30.09.2013
„A Tickle in the Heart“ heißt die Klezmerband, mit der Andreas Schmidtges seit Jahren zu Hochzeiten und anderen – keineswegs nur jüdischen! – Festen und Konzerten aufspielt und zu deren Publikum schon ein Oberrabbiner, die Bundeskanzlerin und ein Papst gehörten (allerdings nicht gleichzeitig).
Ebenfalls ein „Kribbeln im Herzen“ muss der gebürtige Rheinländer verspürt haben, als er letztes Jahr nach Halle zog und hier auf eine höchst ausbaufähige jiddische Kulturszene traf. Also „erfand“ er die ersten Hallenser Jüdischen Kulturtage. Musik soll es geben, Gesang und Tanz – Schmidtges ist ausgebildeter „tantsmayster“ für jiddische Tänze – wie auch Ausstellungen, Vorträge und Stadtführungen.
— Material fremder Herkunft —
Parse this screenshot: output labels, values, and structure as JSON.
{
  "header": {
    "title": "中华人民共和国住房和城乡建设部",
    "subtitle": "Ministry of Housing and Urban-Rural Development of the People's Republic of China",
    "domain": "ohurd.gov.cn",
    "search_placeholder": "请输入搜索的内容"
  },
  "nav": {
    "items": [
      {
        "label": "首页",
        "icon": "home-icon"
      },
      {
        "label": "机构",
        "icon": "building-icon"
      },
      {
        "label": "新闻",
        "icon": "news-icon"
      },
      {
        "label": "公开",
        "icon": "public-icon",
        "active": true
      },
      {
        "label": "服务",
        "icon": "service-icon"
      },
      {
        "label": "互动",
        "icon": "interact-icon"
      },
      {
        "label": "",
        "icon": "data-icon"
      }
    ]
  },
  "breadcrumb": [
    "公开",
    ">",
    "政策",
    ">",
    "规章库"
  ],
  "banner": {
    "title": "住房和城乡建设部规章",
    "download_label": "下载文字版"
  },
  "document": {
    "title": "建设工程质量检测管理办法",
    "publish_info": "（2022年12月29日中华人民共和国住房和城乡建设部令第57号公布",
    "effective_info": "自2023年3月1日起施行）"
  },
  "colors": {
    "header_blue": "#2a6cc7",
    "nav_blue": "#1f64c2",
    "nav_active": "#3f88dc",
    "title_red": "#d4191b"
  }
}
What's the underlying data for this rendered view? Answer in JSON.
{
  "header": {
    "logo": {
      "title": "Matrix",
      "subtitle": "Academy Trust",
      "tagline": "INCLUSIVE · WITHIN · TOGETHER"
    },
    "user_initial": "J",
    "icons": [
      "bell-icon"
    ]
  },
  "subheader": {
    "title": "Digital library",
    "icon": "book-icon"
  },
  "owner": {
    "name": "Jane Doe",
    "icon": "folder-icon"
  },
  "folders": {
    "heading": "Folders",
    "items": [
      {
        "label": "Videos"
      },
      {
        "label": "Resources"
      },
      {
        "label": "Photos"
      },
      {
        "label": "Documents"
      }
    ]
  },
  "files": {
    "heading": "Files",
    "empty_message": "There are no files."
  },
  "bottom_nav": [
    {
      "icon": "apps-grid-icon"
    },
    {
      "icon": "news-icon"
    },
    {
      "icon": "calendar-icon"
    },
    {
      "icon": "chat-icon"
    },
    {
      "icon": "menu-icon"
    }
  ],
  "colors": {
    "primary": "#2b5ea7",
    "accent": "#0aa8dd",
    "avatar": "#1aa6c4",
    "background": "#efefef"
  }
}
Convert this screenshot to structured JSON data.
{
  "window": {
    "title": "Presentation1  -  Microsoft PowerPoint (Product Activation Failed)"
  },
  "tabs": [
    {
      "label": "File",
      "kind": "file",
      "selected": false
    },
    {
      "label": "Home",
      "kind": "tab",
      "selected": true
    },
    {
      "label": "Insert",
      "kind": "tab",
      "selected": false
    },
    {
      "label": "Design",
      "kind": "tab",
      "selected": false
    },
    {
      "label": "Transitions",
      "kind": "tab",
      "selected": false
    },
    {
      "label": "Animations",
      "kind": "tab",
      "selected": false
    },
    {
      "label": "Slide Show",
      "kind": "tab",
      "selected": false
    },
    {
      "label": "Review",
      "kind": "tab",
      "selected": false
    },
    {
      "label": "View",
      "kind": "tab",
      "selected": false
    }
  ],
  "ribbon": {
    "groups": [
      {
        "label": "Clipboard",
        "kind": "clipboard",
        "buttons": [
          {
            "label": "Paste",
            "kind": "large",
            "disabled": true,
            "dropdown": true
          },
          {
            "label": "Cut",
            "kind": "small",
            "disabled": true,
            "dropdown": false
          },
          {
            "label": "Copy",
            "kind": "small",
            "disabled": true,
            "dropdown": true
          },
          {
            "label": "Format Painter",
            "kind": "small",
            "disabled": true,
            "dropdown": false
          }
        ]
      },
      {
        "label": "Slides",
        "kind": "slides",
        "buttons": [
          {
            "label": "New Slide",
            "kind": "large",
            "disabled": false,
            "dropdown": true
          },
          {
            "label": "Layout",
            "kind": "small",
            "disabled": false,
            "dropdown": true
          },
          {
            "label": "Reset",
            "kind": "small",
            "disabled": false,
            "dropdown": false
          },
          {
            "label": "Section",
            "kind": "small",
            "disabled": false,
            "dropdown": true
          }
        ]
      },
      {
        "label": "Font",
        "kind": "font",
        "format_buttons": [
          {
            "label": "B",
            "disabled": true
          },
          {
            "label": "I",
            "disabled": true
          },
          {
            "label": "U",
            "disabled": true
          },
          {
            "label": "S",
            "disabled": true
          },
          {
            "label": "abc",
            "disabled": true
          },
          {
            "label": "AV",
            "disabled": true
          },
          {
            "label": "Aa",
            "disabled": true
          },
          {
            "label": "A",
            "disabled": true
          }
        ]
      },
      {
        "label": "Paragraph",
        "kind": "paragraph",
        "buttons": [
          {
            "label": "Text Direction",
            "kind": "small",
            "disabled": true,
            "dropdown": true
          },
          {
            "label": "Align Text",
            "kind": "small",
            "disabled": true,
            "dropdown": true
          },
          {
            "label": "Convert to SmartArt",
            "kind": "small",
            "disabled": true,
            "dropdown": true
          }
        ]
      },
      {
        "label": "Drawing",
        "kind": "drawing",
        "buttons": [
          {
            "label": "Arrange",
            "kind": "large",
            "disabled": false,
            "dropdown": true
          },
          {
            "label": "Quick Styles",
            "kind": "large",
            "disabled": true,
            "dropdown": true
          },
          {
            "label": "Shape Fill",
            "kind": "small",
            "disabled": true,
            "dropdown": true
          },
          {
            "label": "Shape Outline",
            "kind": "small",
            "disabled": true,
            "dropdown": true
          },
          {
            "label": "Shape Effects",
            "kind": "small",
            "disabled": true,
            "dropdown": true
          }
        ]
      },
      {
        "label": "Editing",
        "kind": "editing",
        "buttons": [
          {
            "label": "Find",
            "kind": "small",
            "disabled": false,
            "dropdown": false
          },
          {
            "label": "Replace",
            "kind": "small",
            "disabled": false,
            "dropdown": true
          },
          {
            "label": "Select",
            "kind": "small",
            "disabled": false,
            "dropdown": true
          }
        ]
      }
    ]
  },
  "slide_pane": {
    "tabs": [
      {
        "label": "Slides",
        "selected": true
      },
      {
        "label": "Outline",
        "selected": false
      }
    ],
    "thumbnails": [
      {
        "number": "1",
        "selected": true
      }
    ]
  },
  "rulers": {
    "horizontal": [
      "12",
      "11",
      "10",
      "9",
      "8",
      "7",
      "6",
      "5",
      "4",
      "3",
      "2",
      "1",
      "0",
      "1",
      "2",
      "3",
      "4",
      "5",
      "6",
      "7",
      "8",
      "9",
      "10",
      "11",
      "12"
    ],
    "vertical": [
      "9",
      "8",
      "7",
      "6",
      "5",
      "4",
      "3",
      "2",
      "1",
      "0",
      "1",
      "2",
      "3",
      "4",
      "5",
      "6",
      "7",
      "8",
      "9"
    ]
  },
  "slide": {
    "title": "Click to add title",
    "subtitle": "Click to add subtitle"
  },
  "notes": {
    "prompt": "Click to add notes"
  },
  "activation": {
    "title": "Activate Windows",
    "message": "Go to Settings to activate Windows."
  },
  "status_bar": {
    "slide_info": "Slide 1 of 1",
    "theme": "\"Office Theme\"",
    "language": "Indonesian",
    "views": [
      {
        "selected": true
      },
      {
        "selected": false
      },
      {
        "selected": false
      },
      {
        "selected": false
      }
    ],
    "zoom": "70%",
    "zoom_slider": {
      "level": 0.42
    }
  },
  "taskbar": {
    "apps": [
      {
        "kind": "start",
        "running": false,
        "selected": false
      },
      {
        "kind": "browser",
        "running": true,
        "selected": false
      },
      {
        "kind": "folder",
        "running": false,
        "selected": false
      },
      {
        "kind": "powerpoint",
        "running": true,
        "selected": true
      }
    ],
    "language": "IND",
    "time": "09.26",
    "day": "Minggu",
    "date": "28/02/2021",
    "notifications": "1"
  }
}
Verbündete und Unterstützer waren schnell zur Stelle: Die Jüdische Gemeinde natürlich, das Seminar für Jüdische Studien der Martin-Luther-Universität, der Freundeskreis Leopold Zunz Zentrum e.V., das Cultour-Büro Halle, der Zentralrat der Juden in Deutschland und die Landeszentrale für Politische Bildung Sachsen-Anhalt. Fehlte nur noch ein Anlass – und davon bot das Jahr 2013 einige: Die neue Thorarolle zum Beispiel, die die Jüdische Gemeinde im Mai endlich erwerben konnte. Erst kürzlich haben die Gemeindemitglieder sie zu „Simchat Thora“, dem Thorafreudenfest, durch ihre Synagoge getragen und dazu getanzt. Die Synagoge selbst wurde 1953 eingeweiht - vor 60 Jahren also. Ein weiterer Grund zum Feiern, aber auch zum Nachdenken.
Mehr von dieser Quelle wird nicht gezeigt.